В такие моменты он как никогда остро чувствовал разницу между собой и остальными, его смуглая кожа как бы обретала вес и плоть — юноша начинал ощущать ее физически, особенно лицом, широкими скулами. Промелькнуло опасение, не выдаст ли он мимикой сокровенные мысли, не заметят ли другие, что ему страшно?
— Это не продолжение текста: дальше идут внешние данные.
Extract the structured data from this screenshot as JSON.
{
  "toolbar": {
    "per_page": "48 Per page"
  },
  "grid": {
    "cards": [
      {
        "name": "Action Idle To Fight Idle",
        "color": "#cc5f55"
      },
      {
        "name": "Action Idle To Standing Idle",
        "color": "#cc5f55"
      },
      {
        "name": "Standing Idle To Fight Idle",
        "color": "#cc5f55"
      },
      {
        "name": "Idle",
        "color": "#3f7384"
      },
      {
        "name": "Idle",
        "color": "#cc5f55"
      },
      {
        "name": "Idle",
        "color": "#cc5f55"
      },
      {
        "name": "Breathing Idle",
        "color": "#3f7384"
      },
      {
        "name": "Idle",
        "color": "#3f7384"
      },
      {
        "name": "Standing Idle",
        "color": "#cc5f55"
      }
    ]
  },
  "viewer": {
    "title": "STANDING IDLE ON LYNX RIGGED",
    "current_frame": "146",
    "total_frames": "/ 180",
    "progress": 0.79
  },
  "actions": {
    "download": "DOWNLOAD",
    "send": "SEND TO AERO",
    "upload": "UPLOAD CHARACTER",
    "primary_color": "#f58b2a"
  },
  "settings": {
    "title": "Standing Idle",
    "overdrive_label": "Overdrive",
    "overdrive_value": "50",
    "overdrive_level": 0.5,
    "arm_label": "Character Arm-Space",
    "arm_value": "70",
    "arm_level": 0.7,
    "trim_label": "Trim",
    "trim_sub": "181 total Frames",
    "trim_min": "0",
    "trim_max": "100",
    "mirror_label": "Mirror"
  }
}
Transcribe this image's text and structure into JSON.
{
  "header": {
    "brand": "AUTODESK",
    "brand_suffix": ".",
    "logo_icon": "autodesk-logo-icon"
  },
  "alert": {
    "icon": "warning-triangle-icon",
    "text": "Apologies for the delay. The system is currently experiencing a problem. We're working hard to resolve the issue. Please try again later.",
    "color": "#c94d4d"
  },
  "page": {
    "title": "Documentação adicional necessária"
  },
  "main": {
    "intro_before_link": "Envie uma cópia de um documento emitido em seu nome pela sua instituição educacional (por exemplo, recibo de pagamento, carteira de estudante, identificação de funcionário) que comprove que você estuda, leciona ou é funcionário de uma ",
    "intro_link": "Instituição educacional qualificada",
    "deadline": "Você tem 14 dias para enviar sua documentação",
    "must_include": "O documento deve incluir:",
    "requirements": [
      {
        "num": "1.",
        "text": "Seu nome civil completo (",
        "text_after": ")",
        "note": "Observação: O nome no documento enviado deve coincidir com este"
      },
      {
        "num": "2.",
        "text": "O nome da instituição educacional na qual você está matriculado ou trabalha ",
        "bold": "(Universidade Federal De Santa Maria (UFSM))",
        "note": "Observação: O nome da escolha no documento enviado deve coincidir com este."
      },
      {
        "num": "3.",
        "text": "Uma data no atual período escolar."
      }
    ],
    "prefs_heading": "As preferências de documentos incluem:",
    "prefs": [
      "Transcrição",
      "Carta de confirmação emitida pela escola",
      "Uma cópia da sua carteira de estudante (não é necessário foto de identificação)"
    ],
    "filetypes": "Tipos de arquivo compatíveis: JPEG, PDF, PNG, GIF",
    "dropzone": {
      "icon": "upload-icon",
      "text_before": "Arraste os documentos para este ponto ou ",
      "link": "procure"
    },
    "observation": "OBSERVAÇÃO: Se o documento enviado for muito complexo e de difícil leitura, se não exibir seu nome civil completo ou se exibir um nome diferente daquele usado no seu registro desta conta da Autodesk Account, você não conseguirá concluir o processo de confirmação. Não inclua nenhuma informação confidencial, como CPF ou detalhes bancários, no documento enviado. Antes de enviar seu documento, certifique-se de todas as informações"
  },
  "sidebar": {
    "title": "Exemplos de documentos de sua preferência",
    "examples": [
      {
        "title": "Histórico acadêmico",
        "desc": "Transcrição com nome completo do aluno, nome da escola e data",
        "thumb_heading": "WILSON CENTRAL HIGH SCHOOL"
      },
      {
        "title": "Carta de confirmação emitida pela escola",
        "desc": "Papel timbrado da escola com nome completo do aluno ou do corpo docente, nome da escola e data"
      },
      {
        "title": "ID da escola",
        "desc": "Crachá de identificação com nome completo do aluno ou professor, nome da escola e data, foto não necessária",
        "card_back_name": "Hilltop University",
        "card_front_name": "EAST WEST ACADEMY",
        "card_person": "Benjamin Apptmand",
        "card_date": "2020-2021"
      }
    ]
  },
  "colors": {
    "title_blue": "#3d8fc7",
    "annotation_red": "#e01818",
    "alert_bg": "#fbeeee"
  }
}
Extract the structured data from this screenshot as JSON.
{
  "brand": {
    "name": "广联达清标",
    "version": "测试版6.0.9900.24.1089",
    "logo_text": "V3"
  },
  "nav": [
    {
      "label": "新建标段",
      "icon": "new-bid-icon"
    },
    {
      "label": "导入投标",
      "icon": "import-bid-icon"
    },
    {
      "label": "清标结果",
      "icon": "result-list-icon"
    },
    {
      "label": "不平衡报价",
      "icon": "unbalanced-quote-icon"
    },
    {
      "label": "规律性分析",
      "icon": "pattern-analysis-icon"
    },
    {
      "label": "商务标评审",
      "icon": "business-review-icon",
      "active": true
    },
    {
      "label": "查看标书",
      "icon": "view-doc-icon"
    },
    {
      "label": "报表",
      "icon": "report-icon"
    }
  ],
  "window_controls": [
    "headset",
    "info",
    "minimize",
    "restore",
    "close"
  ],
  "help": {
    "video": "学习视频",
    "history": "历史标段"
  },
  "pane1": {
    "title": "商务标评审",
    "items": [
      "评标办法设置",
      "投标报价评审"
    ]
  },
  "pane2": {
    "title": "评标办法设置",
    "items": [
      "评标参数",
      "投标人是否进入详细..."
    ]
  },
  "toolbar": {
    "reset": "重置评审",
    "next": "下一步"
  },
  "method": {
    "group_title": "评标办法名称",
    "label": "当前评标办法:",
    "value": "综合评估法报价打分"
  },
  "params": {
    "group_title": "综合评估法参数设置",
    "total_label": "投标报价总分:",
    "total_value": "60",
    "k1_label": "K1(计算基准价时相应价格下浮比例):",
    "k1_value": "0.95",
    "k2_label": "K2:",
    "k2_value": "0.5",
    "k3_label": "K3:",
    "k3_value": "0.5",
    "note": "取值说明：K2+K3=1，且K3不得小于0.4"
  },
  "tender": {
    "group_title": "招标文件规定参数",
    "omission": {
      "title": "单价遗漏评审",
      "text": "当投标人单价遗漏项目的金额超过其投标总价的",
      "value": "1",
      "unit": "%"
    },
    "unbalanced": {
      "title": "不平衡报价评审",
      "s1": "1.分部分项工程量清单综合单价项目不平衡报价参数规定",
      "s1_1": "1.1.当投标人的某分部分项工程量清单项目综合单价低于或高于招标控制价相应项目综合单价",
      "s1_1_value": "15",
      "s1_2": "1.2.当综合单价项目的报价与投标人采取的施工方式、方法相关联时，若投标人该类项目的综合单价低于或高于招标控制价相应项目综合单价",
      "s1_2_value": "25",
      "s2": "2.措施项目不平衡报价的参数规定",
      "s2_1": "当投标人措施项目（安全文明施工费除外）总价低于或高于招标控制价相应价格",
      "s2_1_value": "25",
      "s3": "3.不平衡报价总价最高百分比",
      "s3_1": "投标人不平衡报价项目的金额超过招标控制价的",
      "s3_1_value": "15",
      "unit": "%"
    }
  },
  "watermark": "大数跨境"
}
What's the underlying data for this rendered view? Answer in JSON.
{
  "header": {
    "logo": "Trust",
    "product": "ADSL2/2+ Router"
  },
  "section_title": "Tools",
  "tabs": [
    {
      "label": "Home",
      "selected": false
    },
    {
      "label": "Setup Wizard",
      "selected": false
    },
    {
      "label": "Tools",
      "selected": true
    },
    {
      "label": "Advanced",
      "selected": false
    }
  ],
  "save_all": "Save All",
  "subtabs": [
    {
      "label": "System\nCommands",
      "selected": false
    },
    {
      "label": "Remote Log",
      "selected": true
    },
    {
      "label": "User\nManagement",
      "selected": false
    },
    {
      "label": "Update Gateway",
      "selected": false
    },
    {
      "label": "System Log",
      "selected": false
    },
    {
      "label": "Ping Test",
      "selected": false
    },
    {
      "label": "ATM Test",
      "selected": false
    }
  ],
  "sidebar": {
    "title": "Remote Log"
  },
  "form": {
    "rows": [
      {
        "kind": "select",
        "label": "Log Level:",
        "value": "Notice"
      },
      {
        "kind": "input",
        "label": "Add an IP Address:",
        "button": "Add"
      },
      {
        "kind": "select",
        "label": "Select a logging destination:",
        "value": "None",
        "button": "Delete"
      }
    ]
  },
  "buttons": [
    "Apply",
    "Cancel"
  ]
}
— Выслушайте меня, — попросил Кэм.
«Я нашел эту штучку на роскошной зимней даче с видом на реку, — рассказал накануне Сойер, — помнишь эти хоромы?» Кэм помнил: рай на земле, да и только, — шестиметровый диван вокруг сложенного из камня камина, двойные рамы, огромная печь, два нагревателя воды и целая цистерна пропана. Они прочесали сваленный в кучу лыжный инвентарь и запасы консервов, набивая и так уже раздутые рюкзаки, оставляя ошметки кожи и кровавые отпечатки пальцев на мебели из полированного дуба. «Дело швах, — продолжал Сойер. — Этот скот Лумас начал припрятывать еду. Прайс опять носился с идеей выборов. Я прикинул, что девятимиллиметровый ствол и две пачки патронов могут пригодиться больше, чем лишняя пара пакетиков с крекерами».
— Нам здесь больше ничего не светит, — Кэм старался говорить ровным тоном, не повышая голоса. — Мы и так чуть не отдали концы. Вы же сами знаете. Попытка перейти на другую вершину опасна, но нам ничего иного не остается.
Прайс потыкал указательным пальцем в направлении Кэма и его группы.
— Идите, если хотите. Мы вас не держим. Но мы не позволим доесть всю нашу провизию!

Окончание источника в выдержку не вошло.